We don't know how much money the Lord of the Manor, John Hopton (d. 1478), put into the church, beyond the evidence of his tomb and the founding of a chantry in 1451 for his first wife. But in any case, his generosity cannot be correlated with the wealth of the Blythburgh estate, for over 80% of his income came from ancestral lands in Yorkshire. And Blythburgh was certainly not a ‘Wool Church’. There were sheep in the parish - John Hopton’s flock was some 700 - (compare the 6,000 - 8,000 of Sir Roger Townshend in Norfolk at the same period) but, to the extent that the church reflected local prosperity, it was the product of mixed agricultural activity - by the 16th century north-east Suffolk could be described as ’butter and cheese’ country.

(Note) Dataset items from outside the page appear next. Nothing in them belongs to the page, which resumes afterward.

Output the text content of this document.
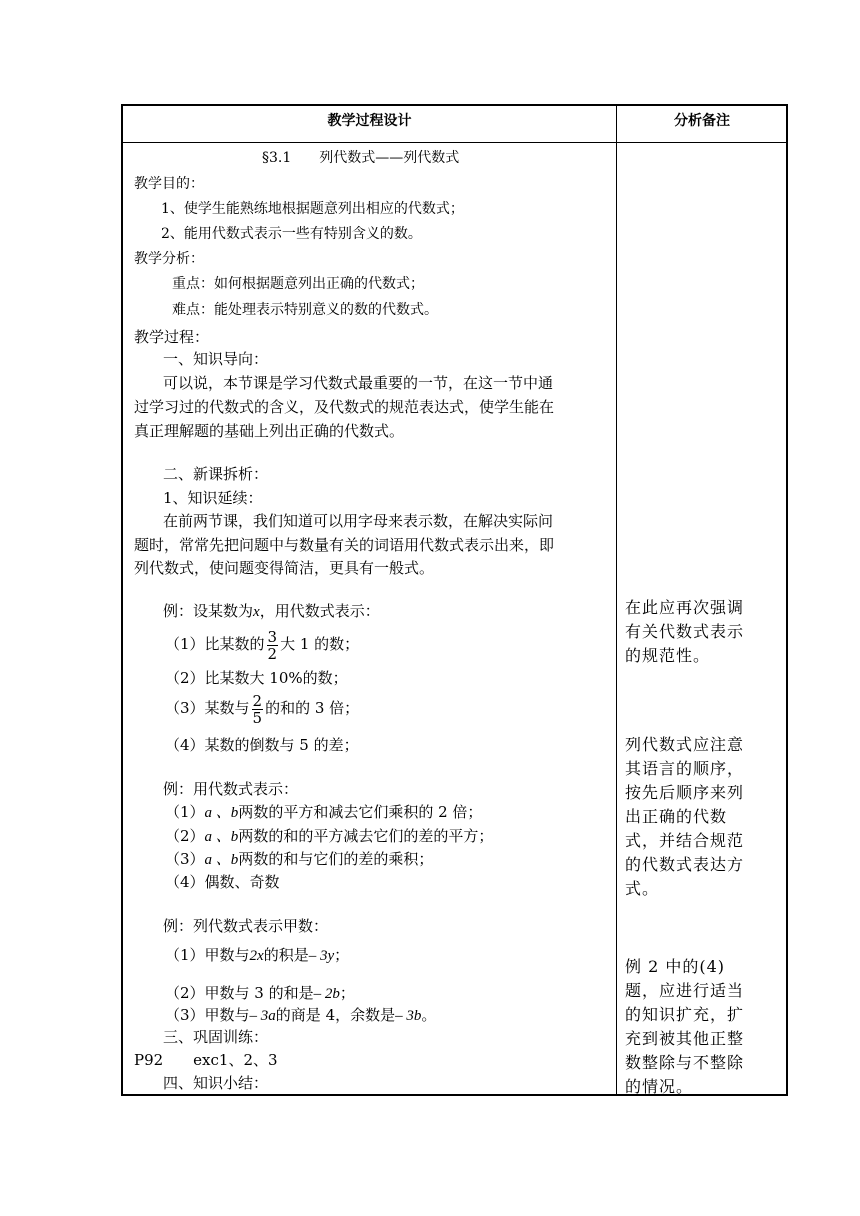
教学过程设计	分析备注
§3.1　　列代数式——列代数式
教学目的：
1、使学生能熟练地根据题意列出相应的代数式；
2、能用代数式表示一些有特别含义的数。
教学分析：
重点：如何根据题意列出正确的代数式；
难点：能处理表示特别意义的数的代数式。
教学过程：
一、知识导向：
可以说，本节课是学习代数式最重要的一节，在这一节中通
过学习过的代数式的含义，及代数式的规范表达式，使学生能在
真正理解题的基础上列出正确的代数式。
二、新课拆析：
1、知识延续：
在前两节课，我们知道可以用字母来表示数，在解决实际问
题时，常常先把问题中与数量有关的词语用代数式表示出来，即
列代数式，使问题变得简洁，更具有一般式。
例：设某数为x，用代数式表示：
（1）比某数的 $\frac{3}{2}$ 大 1 的数；
（2）比某数大 10%的数；
（3）某数与 $\frac{2}{5}$ 的和的 3 倍；
（4）某数的倒数与 5 的差；
例：用代数式表示：
（1）a 、b两数的平方和减去它们乘积的 2 倍；
（2）a 、b两数的和的平方减去它们的差的平方；
（3）a 、b两数的和与它们的差的乘积；
（4）偶数、奇数
例：列代数式表示甲数：
（1）甲数与2x的积是– 3y；
（2）甲数与 3 的和是– 2b；
（3）甲数与– 3a的商是 4，余数是– 3b。
三、巩固训练：
P92　　exc1、2、3
四、知识小结：
在此应再次强调有关代数式表示的规范性。
列代数式应注意其语言的顺序，按先后顺序来列出正确的代数式，并结合规范的代数式表达方式。
例 2 中的(4)题，应进行适当的知识扩充，扩充到被其他正整数整除与不整除的情况。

The evidence suggests that Blythburgh’s relative peak was in Saxon times, before the arrival of the Normans in 1066. It probably prospered during the next 250 years but the Black Death was a turning point. Blythburgh’s share of the new patterns of trade and influence as the population and economy recovered in the 1400s was much reduced. There is little evidence to justify references to a prosperous port even before 1350 (and there is always the possibility of ascribing to Blythburgh events in Walberswick, with which it formed one manor). By the fifteenth century, Blythburgh's relative prosperity was far behind it, whatever the physical evidence of the church may suggest.